Being open is not always easy. It breaks the silence. It reveals truth and the truth is often hard to hear.

For Everyday Plastic, being open is a fundamental principle. Through my own plastic waste, I literally laid out my individual consumption and habits on the floor. I exposed what I eat and drink, my personal choices in how I live my life.

When you see something presented in this way – so obvious and shocking – you can identify the problem and make the necessary changes.

By being open, I believed I could help others to relate and connect to the plastic problem from a personal perspective. By laying out a year’s worth of my plastic waste, I hoped people could see their own.

In this spirit, instead of my plastic waste, I want to lay out something else of mine.

White privilege.

To white followers, friends, colleagues: acknowledge your white privilege. Understand it. It is real. It has determined every aspect of our life and filtrated every fibre of our society. It may not be conscious, but it is inherent.

I am a middle-class white man. I am the holy trinity of white privilege.

Being white enables a life of safety, aspiration, comfort, protection, prosperity, assurance. A life of advantage.

An advantage gained not by working harder, studying harder or training harder. Nor from being kinder or brighter, or more humble, more friendly, more creative. But by having white skin.

To put it even more broadly, white skin gives me political, economical, social, cultural, legal and environmental advantage over people of colour.

Being white is easier than being black. And for many white people, that is very uncomfortable to come to terms with.

This is no time for white guilt or white fragility.

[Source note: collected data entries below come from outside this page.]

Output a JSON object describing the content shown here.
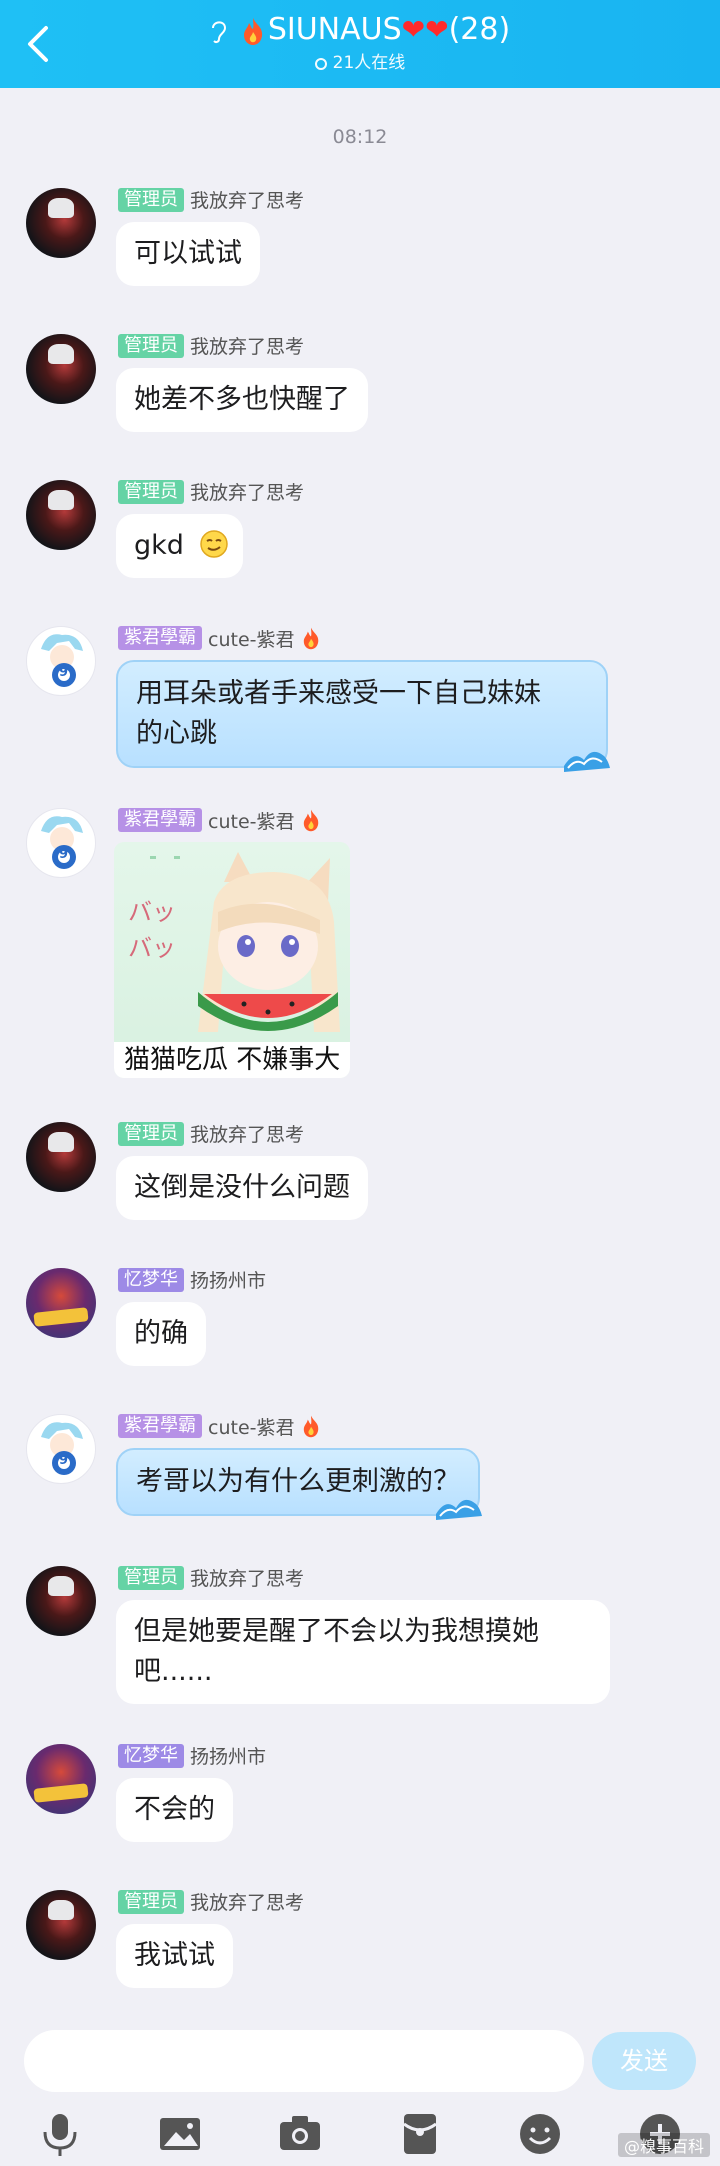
{
  "header": {
    "title": "SIUNAUS",
    "hearts": "❤❤",
    "count": "(28)",
    "online": "21人在线"
  },
  "timestamp": "08:12",
  "messages": [
    {
      "badge": "管理员",
      "name": "我放弃了思考",
      "text": "可以试试"
    },
    {
      "badge": "管理员",
      "name": "我放弃了思考",
      "text": "她差不多也快醒了"
    },
    {
      "badge": "管理员",
      "name": "我放弃了思考",
      "text": "gkd"
    },
    {
      "badge": "紫君學霸",
      "name": "cute-紫君",
      "text_line1": "用耳朵或者手来感受一下自己妹妹",
      "text_line2": "的心跳"
    },
    {
      "badge": "紫君學霸",
      "name": "cute-紫君",
      "sticker_caption": "猫猫吃瓜 不嫌事大",
      "sticker_text": "バッ"
    },
    {
      "badge": "管理员",
      "name": "我放弃了思考",
      "text": "这倒是没什么问题"
    },
    {
      "badge": "忆梦华",
      "name": "扬扬州市",
      "text": "的确"
    },
    {
      "badge": "紫君學霸",
      "name": "cute-紫君",
      "text": "考哥以为有什么更刺激的？"
    },
    {
      "badge": "管理员",
      "name": "我放弃了思考",
      "text_line1": "但是她要是醒了不会以为我想摸她",
      "text_line2": "吧......"
    },
    {
      "badge": "忆梦华",
      "name": "扬扬州市",
      "text": "不会的"
    },
    {
      "badge": "管理员",
      "name": "我放弃了思考",
      "text": "我试试"
    }
  ],
  "avatar_labels": {
    "zijun": "9"
  },
  "input": {
    "placeholder": "",
    "send_label": "发送"
  },
  "toolbar_icons": [
    "microphone-icon",
    "image-icon",
    "camera-icon",
    "red-packet-icon",
    "emoji-icon",
    "plus-icon"
  ],
  "watermark": "@糗事百科",
  "colors": {
    "header": "#1fc0f5",
    "admin_badge": "#65d3a5",
    "title_badge": "#b691e6",
    "send": "#bfe6fb"
  }
}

As a white person, this is the time to be a proactive anti-racist and a more effective ally.

It’s time to read, listen, discuss, learn, reflect, join protests – be accountable. I will take my cue from and be led by the community I’m supporting.

I’ve felt outraged and angered by acts of racism, but in almost every case, I’ve allowed myself to slip back into comfortable obliviousness.

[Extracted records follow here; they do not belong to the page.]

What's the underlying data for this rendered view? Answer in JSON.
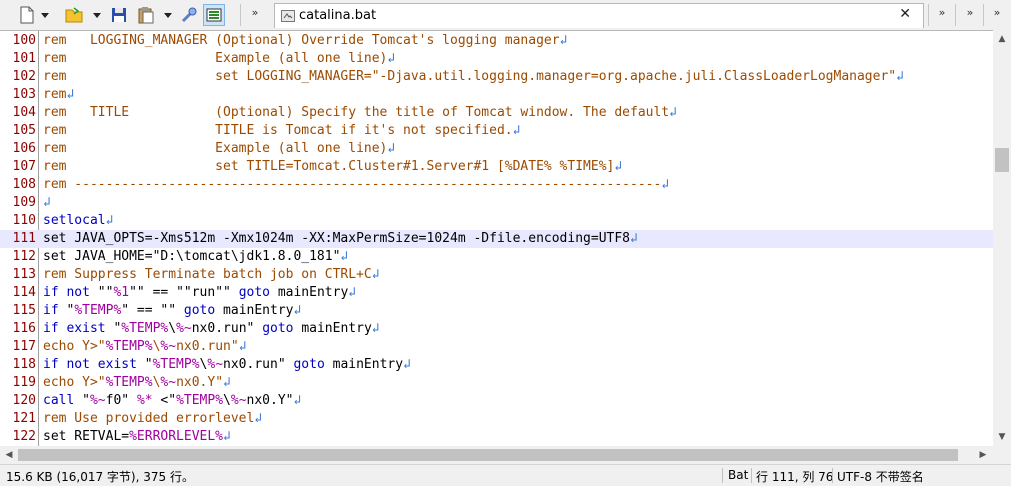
{
  "toolbar": {
    "icons": [
      "new-file-icon",
      "dropdown-arrow-icon",
      "open-folder-icon",
      "dropdown-arrow-icon",
      "save-icon",
      "paste-icon",
      "dropdown-arrow-icon",
      "tools-icon",
      "panel-icon"
    ],
    "overflow_glyph": "»"
  },
  "tab": {
    "label": "catalina.bat",
    "close_glyph": "✕"
  },
  "editor": {
    "lines": [
      {
        "num": "100",
        "parts": [
          [
            "rem   LOGGING_MANAGER (Optional) Override Tomcat's logging manager",
            "rem"
          ]
        ]
      },
      {
        "num": "101",
        "parts": [
          [
            "rem                   Example (all one line)",
            "rem"
          ]
        ]
      },
      {
        "num": "102",
        "parts": [
          [
            "rem                   set LOGGING_MANAGER=\"-Djava.util.logging.manager=org.apache.juli.ClassLoaderLogManager\"",
            "rem"
          ]
        ]
      },
      {
        "num": "103",
        "parts": [
          [
            "rem",
            "rem"
          ]
        ]
      },
      {
        "num": "104",
        "parts": [
          [
            "rem   TITLE           (Optional) Specify the title of Tomcat window. The default",
            "rem"
          ]
        ]
      },
      {
        "num": "105",
        "parts": [
          [
            "rem                   TITLE is Tomcat if it's not specified.",
            "rem"
          ]
        ]
      },
      {
        "num": "106",
        "parts": [
          [
            "rem                   Example (all one line)",
            "rem"
          ]
        ]
      },
      {
        "num": "107",
        "parts": [
          [
            "rem                   set TITLE=Tomcat.Cluster#1.Server#1 [%DATE% %TIME%]",
            "rem"
          ]
        ]
      },
      {
        "num": "108",
        "parts": [
          [
            "rem ---------------------------------------------------------------------------",
            "rem"
          ]
        ]
      },
      {
        "num": "109",
        "parts": []
      },
      {
        "num": "110",
        "parts": [
          [
            "setlocal",
            "kw"
          ]
        ]
      },
      {
        "num": "111",
        "current": true,
        "parts": [
          [
            "set JAVA_OPTS=-Xms512m -Xmx1024m -XX:MaxPermSize=1024m -Dfile.encoding=UTF8",
            "txt"
          ]
        ]
      },
      {
        "num": "112",
        "parts": [
          [
            "set JAVA_HOME=\"D:\\tomcat\\jdk1.8.0_181\"",
            "txt"
          ]
        ]
      },
      {
        "num": "113",
        "parts": [
          [
            "rem Suppress Terminate batch job on CTRL+C",
            "rem"
          ]
        ]
      },
      {
        "num": "114",
        "parts": [
          [
            "if not",
            "kw"
          ],
          [
            " \"\"",
            "txt"
          ],
          [
            "%1",
            "var"
          ],
          [
            "\"\" == \"\"run\"\" ",
            "txt"
          ],
          [
            "goto",
            "kw"
          ],
          [
            " mainEntry",
            "txt"
          ]
        ]
      },
      {
        "num": "115",
        "parts": [
          [
            "if",
            "kw"
          ],
          [
            " \"",
            "txt"
          ],
          [
            "%TEMP%",
            "var"
          ],
          [
            "\" == \"\" ",
            "txt"
          ],
          [
            "goto",
            "kw"
          ],
          [
            " mainEntry",
            "txt"
          ]
        ]
      },
      {
        "num": "116",
        "parts": [
          [
            "if exist",
            "kw"
          ],
          [
            " \"",
            "txt"
          ],
          [
            "%TEMP%",
            "var"
          ],
          [
            "\\",
            "txt"
          ],
          [
            "%~",
            "var"
          ],
          [
            "nx0.run\" ",
            "txt"
          ],
          [
            "goto",
            "kw"
          ],
          [
            " mainEntry",
            "txt"
          ]
        ]
      },
      {
        "num": "117",
        "parts": [
          [
            "echo Y>\"",
            "rem"
          ],
          [
            "%TEMP%",
            "var"
          ],
          [
            "\\",
            "rem"
          ],
          [
            "%~",
            "var"
          ],
          [
            "nx0.run\"",
            "rem"
          ]
        ]
      },
      {
        "num": "118",
        "parts": [
          [
            "if not exist",
            "kw"
          ],
          [
            " \"",
            "txt"
          ],
          [
            "%TEMP%",
            "var"
          ],
          [
            "\\",
            "txt"
          ],
          [
            "%~",
            "var"
          ],
          [
            "nx0.run\" ",
            "txt"
          ],
          [
            "goto",
            "kw"
          ],
          [
            " mainEntry",
            "txt"
          ]
        ]
      },
      {
        "num": "119",
        "parts": [
          [
            "echo Y>\"",
            "rem"
          ],
          [
            "%TEMP%",
            "var"
          ],
          [
            "\\",
            "rem"
          ],
          [
            "%~",
            "var"
          ],
          [
            "nx0.Y\"",
            "rem"
          ]
        ]
      },
      {
        "num": "120",
        "parts": [
          [
            "call",
            "kw"
          ],
          [
            " \"",
            "txt"
          ],
          [
            "%~",
            "var"
          ],
          [
            "f0\" ",
            "txt"
          ],
          [
            "%*",
            "var"
          ],
          [
            " <\"",
            "txt"
          ],
          [
            "%TEMP%",
            "var"
          ],
          [
            "\\",
            "txt"
          ],
          [
            "%~",
            "var"
          ],
          [
            "nx0.Y\"",
            "txt"
          ]
        ]
      },
      {
        "num": "121",
        "parts": [
          [
            "rem Use provided errorlevel",
            "rem"
          ]
        ]
      },
      {
        "num": "122",
        "parts": [
          [
            "set RETVAL=",
            "txt"
          ],
          [
            "%ERRORLEVEL%",
            "var"
          ]
        ]
      }
    ],
    "eol_glyph": "↲"
  },
  "scrollbars": {
    "up": "▲",
    "down": "▼",
    "left": "◀",
    "right": "▶"
  },
  "status": {
    "file_info": "15.6 KB (16,017 字节),  375 行。",
    "language": "Bat",
    "position": "行 111, 列 76",
    "encoding": "UTF-8 不带签名"
  },
  "colors": {
    "rem": "#9b4a00",
    "keyword": "#0000c0",
    "variable": "#a000a0",
    "line_number": "#8b0000",
    "eol_marker": "#3a7ad8"
  }
}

This obliviousness is my white privilege.

Well, no more hitting the snooze button. It’s time to get out of bed.


I’ve been meaning to start a blog for 18 months. This seemed like a good place to start.

If you wonder what this has got to to do with tackling the plastic problem, well, it has EVERYTHING to do with tackling the plastic problem. The poorest and most marginalised are those that suffer the greatest from the deadly effects of plastic pollution, climate change, air pollution.

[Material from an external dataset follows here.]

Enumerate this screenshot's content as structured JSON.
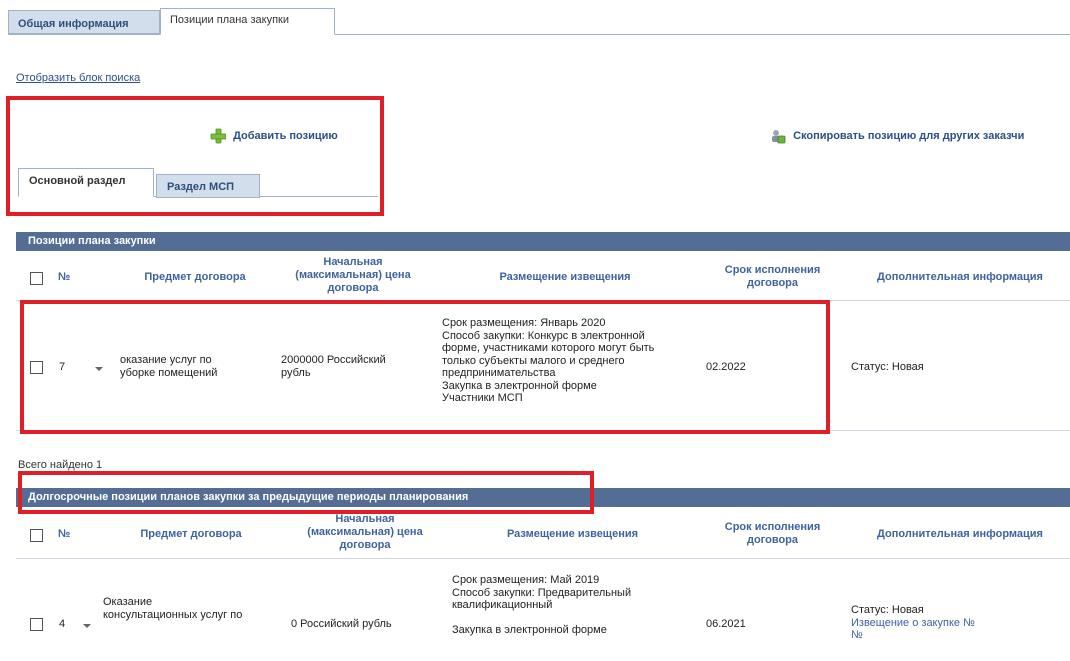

Environmental issues are social issues. Social issues are economic issues. Economic issues are political issues. See where I’m going with this?

There are so many resources out there about systemic racism, white privilege, empire. If you can find a recipe for banana bread, then you can find out about Britain’s role in slave trade. Anti-Racism For Beginners is a good place to start. As I build my knowledge, I’ll share resources in future posts.